Marked differences were observed in intermediate sulphur metabolism between non-pathogenic strains of Bacteroides melaninogenicus var melaninogenicus (CP-) and pathogenic Bacteroides melaninogenicus asaccharolyticus (CP+). The CP+ strains, which produced collagenase and protease and caused formation of abscesses when injected subcutaneously into groins of guinea pigs, produced copious amounts of volatile sulphur compounds (VSC) which consisted predominantly of CH3SH and (CH3S)2. Hydrogen sulphide occurred in considerably lesser amounts. CP+ cultures yielded 8-fold more total volatile S, 15-fold more CH3SH and 260-fold more (CH3S)2 during 24 h of incubation in trypticase-yeast extract medium. Whereas H2S accounted for 60 per cent of the total volatile S content of the head-space of CP- cultures, it represented only 8 per cent of the volatile S in CP + systems. Although the CP-organisms did not grow as well as CP +, the differences in concentration of VSC may be only partly related to the disparity in growth rates. When the VSC concentrations were calculated on the basis of equivalent optical density of 1.0, the CP + strains still produced over 3-fold more total volatile S, 6-fold more CH3SH and 100-fold more (CH3S)2. A similar allowance for growth rate suggests that CP-strains may possess a greater potential to produce H2S. Both groups metabolized S-containing amino acids and serine, resulting in appreciable increases in H2S production by CP-. However, the two groups appeared to metabolize the carbon moiety of cystine an cysteine by different pathways.
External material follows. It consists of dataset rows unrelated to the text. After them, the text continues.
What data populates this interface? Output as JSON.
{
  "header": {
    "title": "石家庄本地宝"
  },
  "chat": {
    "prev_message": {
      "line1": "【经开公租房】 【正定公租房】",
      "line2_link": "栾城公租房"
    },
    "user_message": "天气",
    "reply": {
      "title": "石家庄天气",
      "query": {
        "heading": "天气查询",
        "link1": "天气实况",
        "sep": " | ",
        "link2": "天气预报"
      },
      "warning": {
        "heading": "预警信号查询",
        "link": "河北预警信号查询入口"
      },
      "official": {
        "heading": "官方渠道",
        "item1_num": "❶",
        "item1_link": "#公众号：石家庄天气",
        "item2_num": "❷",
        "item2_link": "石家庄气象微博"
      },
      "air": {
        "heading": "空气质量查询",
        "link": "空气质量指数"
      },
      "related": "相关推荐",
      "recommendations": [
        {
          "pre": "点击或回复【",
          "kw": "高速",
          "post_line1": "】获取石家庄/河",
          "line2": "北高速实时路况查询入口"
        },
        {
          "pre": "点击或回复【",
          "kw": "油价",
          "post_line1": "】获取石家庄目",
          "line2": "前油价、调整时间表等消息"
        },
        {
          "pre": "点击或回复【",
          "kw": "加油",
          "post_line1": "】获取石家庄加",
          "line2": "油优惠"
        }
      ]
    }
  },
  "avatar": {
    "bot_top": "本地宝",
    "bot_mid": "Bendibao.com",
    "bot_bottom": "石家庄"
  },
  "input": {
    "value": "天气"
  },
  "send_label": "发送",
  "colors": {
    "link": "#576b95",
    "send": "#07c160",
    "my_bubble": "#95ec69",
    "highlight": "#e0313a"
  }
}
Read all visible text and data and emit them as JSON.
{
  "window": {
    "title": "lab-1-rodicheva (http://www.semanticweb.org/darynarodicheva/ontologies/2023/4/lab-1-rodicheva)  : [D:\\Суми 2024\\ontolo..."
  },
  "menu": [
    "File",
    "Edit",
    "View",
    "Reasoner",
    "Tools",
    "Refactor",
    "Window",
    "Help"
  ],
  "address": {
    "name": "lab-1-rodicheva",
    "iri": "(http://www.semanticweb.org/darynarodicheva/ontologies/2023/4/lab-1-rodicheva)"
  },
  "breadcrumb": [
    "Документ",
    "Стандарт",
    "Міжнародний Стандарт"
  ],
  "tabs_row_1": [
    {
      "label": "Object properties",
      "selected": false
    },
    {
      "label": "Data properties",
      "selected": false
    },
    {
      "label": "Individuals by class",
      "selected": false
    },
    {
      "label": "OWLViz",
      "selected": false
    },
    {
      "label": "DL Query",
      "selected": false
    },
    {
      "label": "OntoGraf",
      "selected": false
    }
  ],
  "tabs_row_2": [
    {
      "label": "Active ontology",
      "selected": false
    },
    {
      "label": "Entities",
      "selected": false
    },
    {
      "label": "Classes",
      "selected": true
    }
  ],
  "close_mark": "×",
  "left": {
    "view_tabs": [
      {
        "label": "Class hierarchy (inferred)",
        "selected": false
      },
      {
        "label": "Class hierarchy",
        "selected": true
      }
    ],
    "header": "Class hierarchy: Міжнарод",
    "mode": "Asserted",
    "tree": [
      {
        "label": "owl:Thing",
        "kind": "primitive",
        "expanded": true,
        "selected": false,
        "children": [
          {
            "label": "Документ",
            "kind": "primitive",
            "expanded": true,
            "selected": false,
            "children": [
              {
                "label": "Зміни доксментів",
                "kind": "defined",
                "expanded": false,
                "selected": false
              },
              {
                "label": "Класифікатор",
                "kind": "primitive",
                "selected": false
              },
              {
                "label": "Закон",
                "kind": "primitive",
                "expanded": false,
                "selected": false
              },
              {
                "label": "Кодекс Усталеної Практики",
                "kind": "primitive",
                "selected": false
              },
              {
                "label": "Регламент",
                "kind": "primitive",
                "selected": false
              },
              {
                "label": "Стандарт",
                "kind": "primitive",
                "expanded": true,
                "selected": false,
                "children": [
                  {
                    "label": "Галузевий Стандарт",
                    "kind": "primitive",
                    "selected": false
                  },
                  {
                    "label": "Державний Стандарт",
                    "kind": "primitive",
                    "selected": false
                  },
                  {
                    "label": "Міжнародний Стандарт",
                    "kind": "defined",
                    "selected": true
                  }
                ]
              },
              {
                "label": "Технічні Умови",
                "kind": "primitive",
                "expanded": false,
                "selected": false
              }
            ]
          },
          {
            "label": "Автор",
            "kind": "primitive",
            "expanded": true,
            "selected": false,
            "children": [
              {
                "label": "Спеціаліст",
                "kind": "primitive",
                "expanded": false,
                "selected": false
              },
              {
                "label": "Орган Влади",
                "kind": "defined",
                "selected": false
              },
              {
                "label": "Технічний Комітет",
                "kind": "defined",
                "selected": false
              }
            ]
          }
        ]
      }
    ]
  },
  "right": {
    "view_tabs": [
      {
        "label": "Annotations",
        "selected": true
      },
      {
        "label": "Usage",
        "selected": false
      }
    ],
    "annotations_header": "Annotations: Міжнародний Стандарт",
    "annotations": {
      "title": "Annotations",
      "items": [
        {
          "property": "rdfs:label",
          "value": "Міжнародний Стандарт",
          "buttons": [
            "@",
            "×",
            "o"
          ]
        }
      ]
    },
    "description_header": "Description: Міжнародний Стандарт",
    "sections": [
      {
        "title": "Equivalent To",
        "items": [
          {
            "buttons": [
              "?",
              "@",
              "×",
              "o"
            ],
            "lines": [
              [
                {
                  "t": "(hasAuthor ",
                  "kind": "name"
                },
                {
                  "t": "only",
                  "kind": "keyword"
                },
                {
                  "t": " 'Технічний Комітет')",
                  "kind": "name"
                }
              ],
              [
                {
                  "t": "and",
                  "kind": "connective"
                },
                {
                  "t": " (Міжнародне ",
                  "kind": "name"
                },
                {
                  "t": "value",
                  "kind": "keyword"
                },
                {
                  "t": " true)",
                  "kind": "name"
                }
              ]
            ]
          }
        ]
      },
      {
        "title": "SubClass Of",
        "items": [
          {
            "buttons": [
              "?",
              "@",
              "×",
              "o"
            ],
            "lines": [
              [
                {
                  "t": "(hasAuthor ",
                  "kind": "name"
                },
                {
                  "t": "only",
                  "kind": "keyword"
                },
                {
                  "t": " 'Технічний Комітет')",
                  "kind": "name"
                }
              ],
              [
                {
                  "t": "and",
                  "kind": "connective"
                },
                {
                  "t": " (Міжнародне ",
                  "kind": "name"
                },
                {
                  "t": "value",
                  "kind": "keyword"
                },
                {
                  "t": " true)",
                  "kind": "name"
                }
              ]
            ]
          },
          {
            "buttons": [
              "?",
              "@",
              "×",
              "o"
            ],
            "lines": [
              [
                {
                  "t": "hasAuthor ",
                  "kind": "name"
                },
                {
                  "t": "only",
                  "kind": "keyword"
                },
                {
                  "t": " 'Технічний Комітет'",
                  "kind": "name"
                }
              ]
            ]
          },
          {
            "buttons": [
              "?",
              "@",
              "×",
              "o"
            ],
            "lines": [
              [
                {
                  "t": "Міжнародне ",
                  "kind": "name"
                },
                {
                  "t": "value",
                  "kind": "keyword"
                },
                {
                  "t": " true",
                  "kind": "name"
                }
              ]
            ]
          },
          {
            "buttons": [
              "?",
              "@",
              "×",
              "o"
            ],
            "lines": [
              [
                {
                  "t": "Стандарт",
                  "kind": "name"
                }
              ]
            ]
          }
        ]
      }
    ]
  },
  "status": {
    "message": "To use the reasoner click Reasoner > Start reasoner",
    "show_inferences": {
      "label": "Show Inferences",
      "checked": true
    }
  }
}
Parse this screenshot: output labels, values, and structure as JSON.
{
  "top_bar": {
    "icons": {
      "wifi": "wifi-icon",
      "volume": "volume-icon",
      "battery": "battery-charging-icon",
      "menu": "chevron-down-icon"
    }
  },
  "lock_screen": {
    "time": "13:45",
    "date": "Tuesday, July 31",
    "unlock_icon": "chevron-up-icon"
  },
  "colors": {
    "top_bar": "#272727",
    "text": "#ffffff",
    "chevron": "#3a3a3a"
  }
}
The addition of glucose to the medium depressed total volatile S production by both CP+ and CP-strains, attributable mostly to lower H2S levels. Whereas the omission of yeast extract and charcoal treatment of trypticase did not adversely effect the activity of CP+, it further markedly reduced the capacity of CP-cultures to produce VSC. These results suggest that VSC analysis offers a convenient means of assessing strain differences and pathogenic potential of B. melaninogenicus.